In upholding the stop, the majority in this 6-3 decision noted the accuracy of the description given by the caller of the car and the location, but also noted that drunk or erratic drivers are an inherent threat to public safety requiring prompt action. (“[A] drunk driver is not at all unlike a ‘bomb’, and a mobile one at that.”) The dissent criticized the majority for failing to point out that there was no other traffic on the road when this stop was made, at about 1:45 a.m., and for assuming, without evidence, that the caller had personal knowledge of the events.
The majority adopted the reasoning of a federal appellate case from the Eighth Circuit, U.S. v. Wheat (8th Circ. 2001) 278 F.3d 722. (This is a little odd, because the only federal decisions binding on state courts are those of the United States Supreme Court, and California is in the Ninth Circuit, not the Eighth. But we’ll let that pass.) Henceforth, in California, a DUI stop can be based on an anonymous tip provided that three requirements are met.

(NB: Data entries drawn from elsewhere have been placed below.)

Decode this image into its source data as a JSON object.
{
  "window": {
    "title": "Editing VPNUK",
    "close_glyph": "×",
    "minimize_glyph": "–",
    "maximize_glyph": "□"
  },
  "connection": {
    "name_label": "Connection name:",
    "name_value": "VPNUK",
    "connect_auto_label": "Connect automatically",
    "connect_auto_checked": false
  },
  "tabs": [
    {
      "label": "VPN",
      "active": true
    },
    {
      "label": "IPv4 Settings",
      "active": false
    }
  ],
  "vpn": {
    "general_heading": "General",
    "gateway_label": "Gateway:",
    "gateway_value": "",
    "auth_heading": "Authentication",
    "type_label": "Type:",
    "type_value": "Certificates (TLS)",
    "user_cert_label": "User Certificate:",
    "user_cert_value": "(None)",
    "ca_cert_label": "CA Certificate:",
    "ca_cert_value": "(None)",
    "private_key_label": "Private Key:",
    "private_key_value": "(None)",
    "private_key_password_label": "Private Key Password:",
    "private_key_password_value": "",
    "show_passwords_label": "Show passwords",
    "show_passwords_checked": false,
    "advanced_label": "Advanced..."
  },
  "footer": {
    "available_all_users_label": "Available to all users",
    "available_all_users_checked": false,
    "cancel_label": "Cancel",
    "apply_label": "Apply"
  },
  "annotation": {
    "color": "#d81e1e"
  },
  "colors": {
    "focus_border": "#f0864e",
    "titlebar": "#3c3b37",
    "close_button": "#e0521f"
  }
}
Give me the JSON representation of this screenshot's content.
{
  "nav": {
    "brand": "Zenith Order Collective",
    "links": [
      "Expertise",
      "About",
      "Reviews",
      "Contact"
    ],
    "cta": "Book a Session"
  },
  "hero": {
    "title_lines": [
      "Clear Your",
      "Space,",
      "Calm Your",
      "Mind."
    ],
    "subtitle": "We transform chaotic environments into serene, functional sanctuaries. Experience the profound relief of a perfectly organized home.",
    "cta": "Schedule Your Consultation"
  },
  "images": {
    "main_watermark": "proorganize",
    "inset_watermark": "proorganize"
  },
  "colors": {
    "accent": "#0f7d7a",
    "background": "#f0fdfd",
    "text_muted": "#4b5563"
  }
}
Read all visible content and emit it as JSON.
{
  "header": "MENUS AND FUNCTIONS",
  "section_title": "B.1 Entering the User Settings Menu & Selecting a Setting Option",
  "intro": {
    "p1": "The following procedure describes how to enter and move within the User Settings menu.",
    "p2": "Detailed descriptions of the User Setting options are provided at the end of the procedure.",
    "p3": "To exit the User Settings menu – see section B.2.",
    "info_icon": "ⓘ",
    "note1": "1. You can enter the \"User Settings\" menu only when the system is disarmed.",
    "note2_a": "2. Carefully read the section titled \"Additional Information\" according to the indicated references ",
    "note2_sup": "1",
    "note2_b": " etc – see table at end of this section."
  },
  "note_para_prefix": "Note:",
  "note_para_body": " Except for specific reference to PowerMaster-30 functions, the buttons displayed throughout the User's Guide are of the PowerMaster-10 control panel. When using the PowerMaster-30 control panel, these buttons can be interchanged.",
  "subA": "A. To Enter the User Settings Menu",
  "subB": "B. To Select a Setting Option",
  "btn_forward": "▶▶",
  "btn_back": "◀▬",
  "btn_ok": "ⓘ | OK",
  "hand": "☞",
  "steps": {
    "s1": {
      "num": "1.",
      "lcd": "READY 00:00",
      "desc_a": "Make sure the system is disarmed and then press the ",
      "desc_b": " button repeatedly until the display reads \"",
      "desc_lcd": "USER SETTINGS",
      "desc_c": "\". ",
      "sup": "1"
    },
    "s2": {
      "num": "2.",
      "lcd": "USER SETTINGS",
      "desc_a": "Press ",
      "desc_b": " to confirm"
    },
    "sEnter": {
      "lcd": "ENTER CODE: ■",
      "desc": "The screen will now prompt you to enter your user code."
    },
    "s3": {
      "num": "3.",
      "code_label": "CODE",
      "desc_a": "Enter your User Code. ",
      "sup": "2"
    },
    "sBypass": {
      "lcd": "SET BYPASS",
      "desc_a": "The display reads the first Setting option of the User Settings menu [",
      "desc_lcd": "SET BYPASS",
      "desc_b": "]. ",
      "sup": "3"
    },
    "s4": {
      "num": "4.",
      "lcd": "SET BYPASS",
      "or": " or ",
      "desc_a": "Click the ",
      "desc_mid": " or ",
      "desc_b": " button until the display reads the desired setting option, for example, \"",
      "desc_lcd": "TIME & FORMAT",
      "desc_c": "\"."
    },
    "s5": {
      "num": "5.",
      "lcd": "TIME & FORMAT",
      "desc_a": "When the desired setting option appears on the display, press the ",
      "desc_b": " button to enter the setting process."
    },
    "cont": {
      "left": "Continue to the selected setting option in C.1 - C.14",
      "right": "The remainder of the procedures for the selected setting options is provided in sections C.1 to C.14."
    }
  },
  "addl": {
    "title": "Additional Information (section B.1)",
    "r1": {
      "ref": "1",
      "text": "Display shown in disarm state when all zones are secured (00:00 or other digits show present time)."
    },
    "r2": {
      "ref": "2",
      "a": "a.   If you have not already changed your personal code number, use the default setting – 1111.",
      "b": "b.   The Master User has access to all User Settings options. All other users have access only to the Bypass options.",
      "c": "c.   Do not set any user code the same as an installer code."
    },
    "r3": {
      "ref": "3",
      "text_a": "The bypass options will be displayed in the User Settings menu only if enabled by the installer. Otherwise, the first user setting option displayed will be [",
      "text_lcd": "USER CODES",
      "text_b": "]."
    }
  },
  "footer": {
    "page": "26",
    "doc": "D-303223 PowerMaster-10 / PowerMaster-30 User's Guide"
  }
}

First, the tip must contain enough detail about the car and the location to establish that the car stopped is the one identified by the caller. Second, the caller’s information must be based on personal knowledge of a contemporaneous event. This shouldn’t be too hard, since almost everybody carries cell phones, and drunk drivers are often surrounded by other drivers who can call in the report. Third, at least the innocent details given by the anonymous caller, like the direction of travel, must be corroborated by the officer.
There are two ways to help make sure a detention based on an anonymous 911 call holds up in court. . The first is to bring coffee and donuts to the 911 operators and encourage them to ask anonymous callers if they personally observed the drunk driving or other criminal activity that they are reporting. The second, assuming you can do this consistent with public safety, is to observe the suspect until you see some indication of illegal activity, like speeding, weaving, or furtive movements, before making the stop.
Michele McKay McCoy is a veteran prosecutor who now teaches criminal law and related subjects.